In October 2024, the UAB Heersink School of Medicine’s Montgomery Psychiatry Residency received funding from the city of Montgomery to start Alabama’s first Street Psychiatry clinic. The city provided this funding in response to a call for proposals aimed at addressing the Opioid Epidemic in Montgomery’s vulnerable populations. The UAB Montgomery Psychiatry Residency program proposed a Street Psychiatry clinic designed to provide treatment for Opioid Use Disorder and co-occurring mental illness to Montgomery’s unhoused and unstably housed residents, and the city awarded the residency $345,676 to actualize this proposal.
The Street Psychiatry clinic, known as the Homeless Outreach and Psychiatry Education or HOPE clinic, will focus on treating members of the unhoused and unstably housed community in the places where they live. This strategy has been used successfully by similar Street Psychiatry clinics in a growing number of major metropolitan areas throughout the country, and it will be Alabama’s first psychiatry clinic to adopt this approach.
Once the HOPE clinic goes live, attendings and trainees from the residency program will work with staff and team members to treat opioid use disorder, unintentional opioid overdose, and co-occurring mental illness by traveling to areas where the unhoused population lives and providing care directly in the community. Residency staff will also collaborate with community embedded providers to facilitate wrap-around services for the clinic’s patients, attending to their social, biological, and psychological needs to reintegrate patients into broader society.
The HOPE clinic is overseen by Will Rutland, M.D., program director of the psychiatry residency program in Montgomery. The residency will incorporate the clinic into its educational mission as a training experience available to residents throughout their four years of residency. Trainees will work closely with community partners to provide care and build trust within the homeless community to combat Opioid Use Disorder and co-occurring serious mental illness.
“We know that we have to approach this work with humility,” states Rutland. “Simply walking into these communities as outside medical professionals won't work. We will rely on our community partners to help us build relationships so that members of the underserved communities of our city can trust that we will meet them where they are and that we will keep showing up."

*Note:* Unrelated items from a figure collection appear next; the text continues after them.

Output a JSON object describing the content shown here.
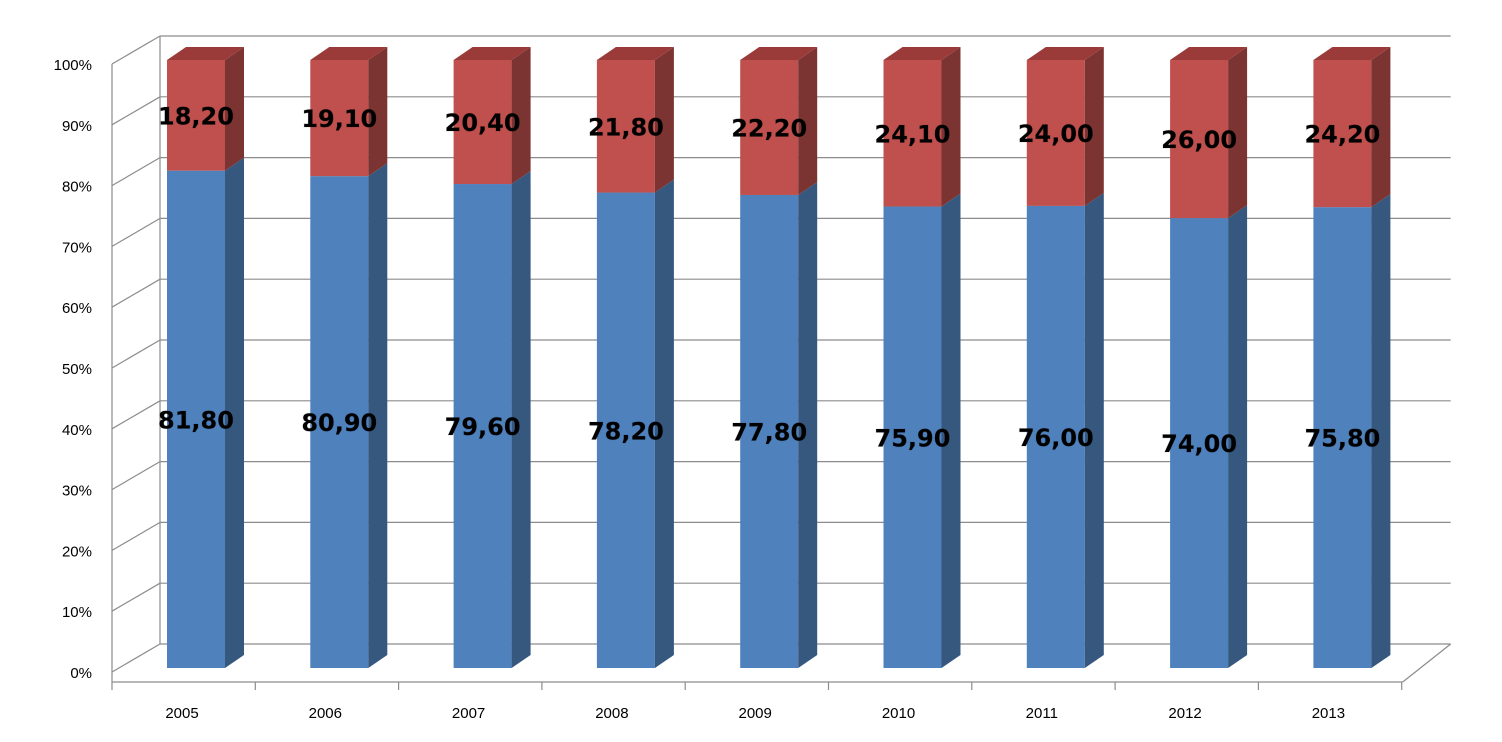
{
  "chart_data": {
    "type": "bar",
    "stacked": true,
    "percent_stacked": true,
    "three_d": true,
    "categories": [
      "2005",
      "2006",
      "2007",
      "2008",
      "2009",
      "2010",
      "2011",
      "2012",
      "2013"
    ],
    "series": [
      {
        "values": [
          81.8,
          80.9,
          79.6,
          78.2,
          77.8,
          75.9,
          76.0,
          74.0,
          75.8
        ],
        "labels": [
          "81,80",
          "80,90",
          "79,60",
          "78,20",
          "77,80",
          "75,90",
          "76,00",
          "74,00",
          "75,80"
        ],
        "color": "#4f81bd",
        "side_color": "#36587f",
        "top_color": "#6f94c8"
      },
      {
        "values": [
          18.2,
          19.1,
          20.4,
          21.8,
          22.2,
          24.1,
          24.0,
          26.0,
          24.2
        ],
        "labels": [
          "18,20",
          "19,10",
          "20,40",
          "21,80",
          "22,20",
          "24,10",
          "24,00",
          "26,00",
          "24,20"
        ],
        "color": "#c0504d",
        "side_color": "#7c3432",
        "top_color": "#9b3b39"
      }
    ],
    "y_ticks": [
      "0%",
      "10%",
      "20%",
      "30%",
      "40%",
      "50%",
      "60%",
      "70%",
      "80%",
      "90%",
      "100%"
    ],
    "ylim": [
      0,
      100
    ],
    "grid": true,
    "legend": "none"
  }
}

In service to building these relationships, the residency included funds to purchase warm socks and food cards in the grant budget. Providing these simple necessities will help break down barriers and build trust with the people the clinic hopes to serve. Once trust is established, the program can start providing substance use and psychiatric care.
Other funds have been reserved to purchase psychiatric medications, including over $150,000 set aside to purchase Suboxone and Narcan kits. Coordinating the prescribing and providing these medications has allowed the residency to strengthen its ties to local safety-net providers, pharmacy leaders, and community advocates.